DEBORAH
(Debʹo·rah) [bee].
1. Rebekah’s nurse. When Rebekah left the household of her father Bethuel to come to Palestine and marry Isaac in 1878 B.C.E., Deborah accompanied her. (Gen. 24:59) After years of service in Isaac’s household, Deborah came to be in Jacob’s household perhaps after the death of Rebekah. Evidently some 125 years after Rebekah’s marriage to Isaac, Deborah died and was buried under a big tree at Bethel. The name given to the massive tree (Allon-bacuth, meaning “big tree of weeping”) indicates how beloved she had become to Jacob and his family.—Gen. 35:8.
2. A prophetess and judge in Israel; the wife of Lappidoth. (Judg. 4:4) There is no evidence that Lappidoth and Barak were the same person, as some suggest. The association of Deborah and Barak was purely because of their common interest in liberating Israel from Canaanite oppression. Deborah dwelt under a palm tree located in the mountainous region of Ephraim between Ramah and Bethel; “the sons of Israel would go up to her for judgment.”—Judg. 4:5.
Jehovah used Deborah to summon Barak from Kedesh-naphtali and inform him of God’s purpose to use ten thousand men in defeating the huge army of Canaanite King Jabin under his army chief Sisera. In addition to Jehovah’s promise to give the enemy into his hand, Barak, as he gathered the troops and led them to Mount Tabor, insisted on the presence of Deborah as God’s representative, even though she was a woman. Deborah proved willing to leave her place of greater security and to join Barak. However, she prophesied that the “beautifying thing” of the victory would go to a woman. These words were fulfilled when the woman Jael put Sisera to death.—Judg. 4:6-10, 17-22.
Deborah and Barak joined in singing a song on the day of victory.
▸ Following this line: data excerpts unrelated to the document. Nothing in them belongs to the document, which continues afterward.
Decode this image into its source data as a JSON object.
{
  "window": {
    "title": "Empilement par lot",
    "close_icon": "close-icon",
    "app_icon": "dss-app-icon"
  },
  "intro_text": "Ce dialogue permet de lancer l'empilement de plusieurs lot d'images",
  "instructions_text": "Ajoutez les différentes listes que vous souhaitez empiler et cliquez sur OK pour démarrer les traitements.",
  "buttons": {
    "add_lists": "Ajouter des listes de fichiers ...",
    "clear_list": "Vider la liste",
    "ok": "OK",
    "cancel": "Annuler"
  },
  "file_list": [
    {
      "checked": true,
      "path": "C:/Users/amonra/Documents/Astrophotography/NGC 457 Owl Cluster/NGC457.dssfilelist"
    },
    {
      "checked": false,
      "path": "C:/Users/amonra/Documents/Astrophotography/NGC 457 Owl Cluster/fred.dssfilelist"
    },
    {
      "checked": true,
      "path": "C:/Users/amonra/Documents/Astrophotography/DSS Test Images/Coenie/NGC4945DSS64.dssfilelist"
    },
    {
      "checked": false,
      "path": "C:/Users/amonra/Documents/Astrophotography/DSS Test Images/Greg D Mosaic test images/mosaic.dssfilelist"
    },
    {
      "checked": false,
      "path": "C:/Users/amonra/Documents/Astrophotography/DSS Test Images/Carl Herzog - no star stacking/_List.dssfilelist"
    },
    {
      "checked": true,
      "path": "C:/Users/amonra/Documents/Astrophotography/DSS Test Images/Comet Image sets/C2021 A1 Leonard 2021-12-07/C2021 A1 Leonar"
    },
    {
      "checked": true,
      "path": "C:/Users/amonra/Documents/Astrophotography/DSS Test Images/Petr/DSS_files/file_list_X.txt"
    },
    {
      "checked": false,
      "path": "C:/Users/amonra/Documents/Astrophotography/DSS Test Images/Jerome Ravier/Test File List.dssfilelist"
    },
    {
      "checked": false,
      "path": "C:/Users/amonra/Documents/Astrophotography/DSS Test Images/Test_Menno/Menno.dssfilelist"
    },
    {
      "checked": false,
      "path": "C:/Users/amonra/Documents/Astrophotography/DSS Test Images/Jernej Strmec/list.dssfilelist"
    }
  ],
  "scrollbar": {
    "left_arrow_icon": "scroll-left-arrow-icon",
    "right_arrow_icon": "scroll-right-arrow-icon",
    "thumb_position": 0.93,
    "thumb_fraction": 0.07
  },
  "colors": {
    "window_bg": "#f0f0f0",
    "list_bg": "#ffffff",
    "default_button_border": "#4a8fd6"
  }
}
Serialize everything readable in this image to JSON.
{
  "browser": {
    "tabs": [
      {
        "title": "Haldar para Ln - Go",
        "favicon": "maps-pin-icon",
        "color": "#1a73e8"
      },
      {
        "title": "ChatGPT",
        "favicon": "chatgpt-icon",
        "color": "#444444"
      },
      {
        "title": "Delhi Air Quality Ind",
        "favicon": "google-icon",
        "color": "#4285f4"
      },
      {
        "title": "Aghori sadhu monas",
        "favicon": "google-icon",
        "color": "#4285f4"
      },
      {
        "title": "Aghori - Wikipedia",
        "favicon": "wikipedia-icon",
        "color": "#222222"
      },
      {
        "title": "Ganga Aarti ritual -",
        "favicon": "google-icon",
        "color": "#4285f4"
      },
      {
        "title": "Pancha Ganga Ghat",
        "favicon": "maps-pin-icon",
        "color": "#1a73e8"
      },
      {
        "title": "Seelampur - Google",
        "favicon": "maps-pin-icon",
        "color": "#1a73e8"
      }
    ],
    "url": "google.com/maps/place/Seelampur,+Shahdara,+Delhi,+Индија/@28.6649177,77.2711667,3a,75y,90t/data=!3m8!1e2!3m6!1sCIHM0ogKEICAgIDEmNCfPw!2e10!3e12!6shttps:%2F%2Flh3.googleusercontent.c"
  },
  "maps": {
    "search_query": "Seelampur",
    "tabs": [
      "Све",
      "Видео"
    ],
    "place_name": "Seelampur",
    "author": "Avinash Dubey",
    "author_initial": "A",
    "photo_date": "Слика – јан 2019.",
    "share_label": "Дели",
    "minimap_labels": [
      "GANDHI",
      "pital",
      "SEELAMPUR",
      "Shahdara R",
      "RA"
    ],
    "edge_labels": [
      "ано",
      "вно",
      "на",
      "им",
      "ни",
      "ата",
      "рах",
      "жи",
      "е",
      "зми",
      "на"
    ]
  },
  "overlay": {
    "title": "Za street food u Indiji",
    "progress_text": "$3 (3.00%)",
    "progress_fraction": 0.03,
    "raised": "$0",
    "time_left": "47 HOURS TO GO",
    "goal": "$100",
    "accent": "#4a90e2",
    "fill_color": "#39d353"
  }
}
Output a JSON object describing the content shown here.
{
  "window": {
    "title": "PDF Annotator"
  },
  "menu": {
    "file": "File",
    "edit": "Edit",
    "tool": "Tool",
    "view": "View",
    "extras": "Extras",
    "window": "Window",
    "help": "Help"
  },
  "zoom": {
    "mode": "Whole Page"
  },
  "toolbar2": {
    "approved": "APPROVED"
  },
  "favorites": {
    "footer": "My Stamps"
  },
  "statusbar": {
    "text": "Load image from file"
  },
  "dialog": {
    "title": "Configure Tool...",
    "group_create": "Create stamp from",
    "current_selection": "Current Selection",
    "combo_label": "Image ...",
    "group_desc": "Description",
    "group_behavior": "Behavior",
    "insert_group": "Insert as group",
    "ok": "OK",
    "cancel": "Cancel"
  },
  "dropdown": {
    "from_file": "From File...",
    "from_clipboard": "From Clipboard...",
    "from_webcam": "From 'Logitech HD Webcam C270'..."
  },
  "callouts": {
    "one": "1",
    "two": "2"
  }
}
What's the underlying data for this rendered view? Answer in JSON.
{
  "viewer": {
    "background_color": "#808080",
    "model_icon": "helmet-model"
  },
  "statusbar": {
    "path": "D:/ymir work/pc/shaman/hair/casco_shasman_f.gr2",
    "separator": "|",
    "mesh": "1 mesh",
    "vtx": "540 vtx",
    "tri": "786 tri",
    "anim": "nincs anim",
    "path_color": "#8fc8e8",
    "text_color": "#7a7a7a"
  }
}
Part of the song is written in the first person, indicating that Deborah was its composer, in part, if not in its entirety. It was a custom for the women to celebrate victories with song and dance. (Ex. 15:20, 21; Judg. 11:34; 1 Sam. 18:6, 7; Ps. 68:11) The song gives all credit and praise to Jehovah for the victory in behalf of his people. It adds considerably to the narrative that precedes it, and to get a full picture the two must be viewed side by side. After describing Jehovah’s might and majesty and recalling the condition of Israel prior to Barak’s fight, it commends the tribes who responded to the call and inquires about others who did not. It graphically adds details concerning the battle and the rout of the Canaanites, the courageous act of Jael in killing Sisera and the disappointment of Sisera’s mother, who waited in vain for spoils and slaves of Israel to be brought back after the expected victory of her son Sisera.—Judg. chap. 5.